Getting out of debt is not easy for anyone, but it is a more challenging feat if you have a low income. Sure, you can pay off debts even when you are broke but not without making significant financial changes first. According to York Credit Services, here are tips on getting out of debt with low income.
Do not take on new debt
Suppose you borrow money from one source to pay your debt; you are just shuffling debts around rather than paying them off. Perhaps you plan to open a new balance transfer credit card to benefit from a 0% APR period or consolidate your debt into a single personal loan with a better interest rate. These may be good reasons to take on new debt. But you don’t need more debt.
Generally, if you are trying to pay down your debt, it is crucial that you do not take on new debt. Do not apply for loans or open any new credit cards unless there are strategic reasons to do so. It’s also recommended to freeze any unnecessary expenditure. This could free up more cash to help you pay down your debt.
Calculate the total amount you owe
If you feel overwhelmed by debt, it is tempting to ignore your bills. Facing your debt can be intimidating, but if you plan to pay it off, you must know how much you owe. Check every outstanding utility bill, credit card statement, or medical bill and add them up to know how much you owe. Do not forget to add late fees, possible penalties, and other debts that you are supposed to pay. Having a clear picture of your debt will help create a strategy to pay down your debt.
Create a budget
A well-thought-out budget is an essential tool that allows you to see exactly where your current income is coming from and how you’re spending it. Begin by listing all your sources of income. Next, list all your recurring fixed expenses such as car payments, rent, and other expenses that don’t change from month to month.
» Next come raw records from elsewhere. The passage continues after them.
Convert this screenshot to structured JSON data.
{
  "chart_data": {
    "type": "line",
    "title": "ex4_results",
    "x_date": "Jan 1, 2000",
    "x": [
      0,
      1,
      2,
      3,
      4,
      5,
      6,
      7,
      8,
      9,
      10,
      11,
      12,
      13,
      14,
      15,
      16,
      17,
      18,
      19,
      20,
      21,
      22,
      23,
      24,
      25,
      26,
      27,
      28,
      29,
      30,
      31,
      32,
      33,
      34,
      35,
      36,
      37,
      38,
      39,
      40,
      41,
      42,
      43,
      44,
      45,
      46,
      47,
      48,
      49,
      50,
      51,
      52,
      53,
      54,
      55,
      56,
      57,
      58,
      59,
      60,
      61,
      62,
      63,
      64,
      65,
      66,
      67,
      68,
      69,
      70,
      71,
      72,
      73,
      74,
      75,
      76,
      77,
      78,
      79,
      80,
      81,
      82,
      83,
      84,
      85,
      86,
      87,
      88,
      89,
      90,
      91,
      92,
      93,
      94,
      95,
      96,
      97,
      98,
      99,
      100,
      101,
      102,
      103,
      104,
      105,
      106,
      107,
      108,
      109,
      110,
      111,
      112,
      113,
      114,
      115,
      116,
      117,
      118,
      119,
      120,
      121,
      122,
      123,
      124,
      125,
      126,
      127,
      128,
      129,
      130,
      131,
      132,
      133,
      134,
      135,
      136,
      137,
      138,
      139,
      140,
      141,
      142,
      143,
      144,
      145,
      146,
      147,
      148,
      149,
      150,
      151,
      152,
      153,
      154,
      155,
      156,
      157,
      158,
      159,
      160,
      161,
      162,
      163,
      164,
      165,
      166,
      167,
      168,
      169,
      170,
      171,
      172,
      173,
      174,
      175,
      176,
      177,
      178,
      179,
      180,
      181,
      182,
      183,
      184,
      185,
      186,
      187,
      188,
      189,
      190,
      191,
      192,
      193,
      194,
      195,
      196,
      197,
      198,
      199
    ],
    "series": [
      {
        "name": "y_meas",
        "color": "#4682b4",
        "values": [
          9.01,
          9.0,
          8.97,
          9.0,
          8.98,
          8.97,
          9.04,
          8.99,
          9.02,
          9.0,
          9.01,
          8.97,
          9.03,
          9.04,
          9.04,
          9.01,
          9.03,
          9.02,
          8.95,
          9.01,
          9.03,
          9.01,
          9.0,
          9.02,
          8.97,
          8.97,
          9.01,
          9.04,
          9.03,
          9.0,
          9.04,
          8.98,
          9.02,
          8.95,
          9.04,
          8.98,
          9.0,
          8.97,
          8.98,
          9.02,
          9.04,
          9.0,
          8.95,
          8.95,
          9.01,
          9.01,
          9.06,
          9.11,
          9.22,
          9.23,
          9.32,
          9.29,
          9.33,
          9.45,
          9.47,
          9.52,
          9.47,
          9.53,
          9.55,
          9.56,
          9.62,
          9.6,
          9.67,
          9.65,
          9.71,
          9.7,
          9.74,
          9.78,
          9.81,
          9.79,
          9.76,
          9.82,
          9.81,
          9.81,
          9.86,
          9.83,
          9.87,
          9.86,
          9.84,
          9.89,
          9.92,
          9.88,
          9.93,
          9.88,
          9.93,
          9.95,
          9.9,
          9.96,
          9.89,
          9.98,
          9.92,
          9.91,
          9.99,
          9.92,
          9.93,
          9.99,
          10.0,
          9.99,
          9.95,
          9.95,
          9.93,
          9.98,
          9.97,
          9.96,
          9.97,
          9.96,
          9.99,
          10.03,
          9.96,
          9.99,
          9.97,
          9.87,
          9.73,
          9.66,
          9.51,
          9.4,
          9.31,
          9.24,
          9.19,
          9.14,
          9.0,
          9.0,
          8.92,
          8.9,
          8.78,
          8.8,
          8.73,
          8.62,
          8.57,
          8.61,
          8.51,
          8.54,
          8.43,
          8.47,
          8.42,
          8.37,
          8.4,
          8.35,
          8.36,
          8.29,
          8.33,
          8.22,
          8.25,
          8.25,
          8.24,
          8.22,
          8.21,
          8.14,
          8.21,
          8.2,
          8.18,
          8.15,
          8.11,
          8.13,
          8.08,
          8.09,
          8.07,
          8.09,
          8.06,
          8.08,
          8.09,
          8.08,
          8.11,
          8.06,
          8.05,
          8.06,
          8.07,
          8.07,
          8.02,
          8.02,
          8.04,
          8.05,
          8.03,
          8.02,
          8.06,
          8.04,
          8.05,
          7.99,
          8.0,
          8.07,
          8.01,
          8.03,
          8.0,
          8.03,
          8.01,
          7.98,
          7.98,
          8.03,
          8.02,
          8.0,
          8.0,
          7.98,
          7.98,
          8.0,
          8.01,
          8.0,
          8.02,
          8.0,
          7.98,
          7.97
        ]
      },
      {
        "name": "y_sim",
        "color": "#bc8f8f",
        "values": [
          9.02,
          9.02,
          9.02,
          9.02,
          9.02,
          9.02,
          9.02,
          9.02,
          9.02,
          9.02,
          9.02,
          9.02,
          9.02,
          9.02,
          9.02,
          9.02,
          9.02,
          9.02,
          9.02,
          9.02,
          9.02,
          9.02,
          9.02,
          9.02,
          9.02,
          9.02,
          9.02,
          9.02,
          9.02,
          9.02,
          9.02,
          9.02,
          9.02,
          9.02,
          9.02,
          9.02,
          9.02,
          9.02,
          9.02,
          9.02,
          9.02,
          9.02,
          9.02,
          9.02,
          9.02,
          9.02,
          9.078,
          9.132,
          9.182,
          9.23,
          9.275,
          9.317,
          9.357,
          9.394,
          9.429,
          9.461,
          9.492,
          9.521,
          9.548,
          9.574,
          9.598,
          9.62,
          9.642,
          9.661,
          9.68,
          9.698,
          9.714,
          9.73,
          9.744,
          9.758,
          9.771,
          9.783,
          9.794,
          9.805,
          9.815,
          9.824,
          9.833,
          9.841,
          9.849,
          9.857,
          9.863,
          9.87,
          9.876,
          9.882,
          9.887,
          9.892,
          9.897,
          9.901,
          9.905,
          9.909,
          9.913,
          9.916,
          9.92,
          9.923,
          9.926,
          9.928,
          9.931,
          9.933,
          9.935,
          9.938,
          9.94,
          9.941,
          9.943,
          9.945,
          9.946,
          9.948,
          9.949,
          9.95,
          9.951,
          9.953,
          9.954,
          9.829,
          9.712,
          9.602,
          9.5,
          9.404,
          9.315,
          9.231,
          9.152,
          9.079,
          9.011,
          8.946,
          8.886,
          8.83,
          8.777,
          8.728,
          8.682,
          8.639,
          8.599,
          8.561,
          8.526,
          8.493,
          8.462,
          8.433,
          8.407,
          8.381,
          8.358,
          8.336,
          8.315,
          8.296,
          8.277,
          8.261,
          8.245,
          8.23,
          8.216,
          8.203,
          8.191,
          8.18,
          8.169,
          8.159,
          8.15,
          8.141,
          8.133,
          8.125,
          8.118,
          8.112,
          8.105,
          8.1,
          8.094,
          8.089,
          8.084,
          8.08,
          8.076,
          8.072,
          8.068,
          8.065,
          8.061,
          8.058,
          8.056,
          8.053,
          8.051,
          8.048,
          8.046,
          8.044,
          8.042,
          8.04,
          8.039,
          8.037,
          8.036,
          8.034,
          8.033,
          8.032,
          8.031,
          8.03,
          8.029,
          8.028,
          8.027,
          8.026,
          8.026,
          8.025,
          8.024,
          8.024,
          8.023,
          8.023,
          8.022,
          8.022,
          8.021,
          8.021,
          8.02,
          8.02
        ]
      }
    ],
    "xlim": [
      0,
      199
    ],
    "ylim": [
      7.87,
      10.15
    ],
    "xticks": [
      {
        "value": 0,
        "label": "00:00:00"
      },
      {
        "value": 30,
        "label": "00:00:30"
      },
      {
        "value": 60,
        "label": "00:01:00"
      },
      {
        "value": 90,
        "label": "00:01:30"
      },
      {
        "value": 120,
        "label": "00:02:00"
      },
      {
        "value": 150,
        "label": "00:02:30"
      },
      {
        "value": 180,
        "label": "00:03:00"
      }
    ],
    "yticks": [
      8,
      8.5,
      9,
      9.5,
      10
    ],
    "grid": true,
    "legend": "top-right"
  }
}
Get the difference between your total income and those recurring fixed expenses. You can allocate the remaining amount of money to variable expenses such as clothes, groceries, transport expenses, debt payments, and more. It is recommended to determine the specific amount of money you set aside every month for the variable expenses. Find opportunities to cut expenditure on things like groceries and earmark those savings for paying off your debts. Stick to your budget, and it will help you pay down your debt.
Seek debt management counsel
If you are deep in debt, it is possible that simple debt management solutions like creating a budget won’t work. In this case, it is best to consult with a reputable debt management agency to help you analyze your current financial situation and figure out what you need to do to get out of debt. Some debt management agencies offer financial advisory and help their clients draw a debt payment plan. Other options include exploring debt consolidation Toronto loans and debt relief programs.